My respect for the devious magic of Matt Drudge is well documented. Last month I noted how “using a 16 year-old link blog that hasn’t undergone a redesign in its history, to my knowledge anyway, the guy features skillfully crafted, often sensational, headlines and placement that — along with Fox News — fuels the right-wing message machine.” Yes, he’s an smelly as*shole and part of the problem, but still — the guy’s eye for design may be secretly brilliant and he’s an undisputed juggernaut. One who’s even more influential than Facebook, apparently, when it comes to driving traffic on the web.

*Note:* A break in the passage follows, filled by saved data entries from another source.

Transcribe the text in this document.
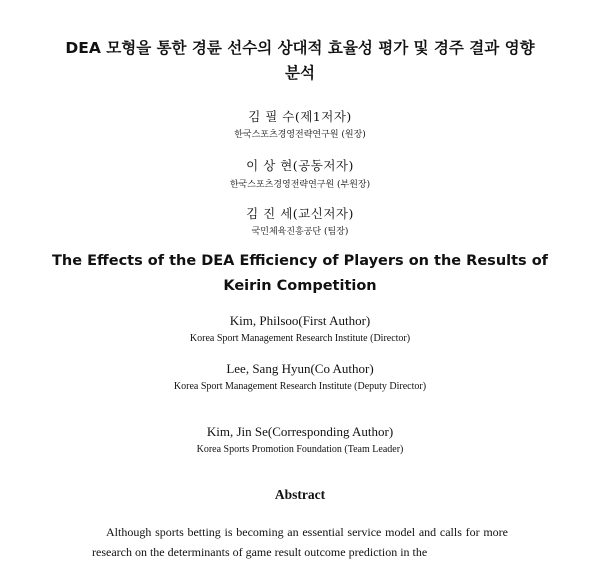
DEA 모형을 통한 경륜 선수의 상대적 효율성 평가 및 경주 결과 영향 분석
김 필 수(제1저자)
한국스포츠경영전략연구원 (원장)
이 상 현(공동저자)
한국스포츠경영전략연구원 (부원장)
김 진 세(교신저자)
국민체육진흥공단 (팀장)
The Effects of the DEA Efficiency of Players on the Results of Keirin Competition
Kim, Philsoo(First Author)
Korea Sport Management Research Institute (Director)
Lee, Sang Hyun(Co Author)
Korea Sport Management Research Institute (Deputy Director)
Kim, Jin Se(Corresponding Author)
Korea Sports Promotion Foundation (Team Leader)
Abstract
Although sports betting is becoming an essential service model and calls for more research on the determinants of game result outcome prediction in the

Reports David Carr of the New York Times:
By far, most of the traffic from links comes from the sprawling hybrid of Google search and news, which provides about 30 percent of the visits to news sites, according to a report released last week by the Project for Excellence in Journalism, part of the Pew Research Center. And the second? Has to be Facebook, right? Nope. Then Twitter must be the next in line. Except it isn’t.
Give up? It’s The Drudge Report, a 14-year-old site — a relic by Web standards — conceived and operated by Matt Drudge. Using data from the Nielsen Company to examine the top 21 news sites on the Web, the report suggests that Mr. Drudge, once thought of as a hothouse flower of the Lewinsky scandal, is now more powerful in driving news than the half-billion folks on Facebook. (According to the study, Facebook accounted for 3.3 percent of the referrals to news sites, less than half as many as generated by The Drudge Report.)
And of course, Drudge linked to the New York Times article proclaiming him the internet’s Jesus, just as I’m sure New York Times staffers suspected he would.
Too bad Carr didn’t point out Drudge’s penchant for peddling lies, distortions and racist propaganda, inflaming hate and fear-mongering in the process. But hey, whatever.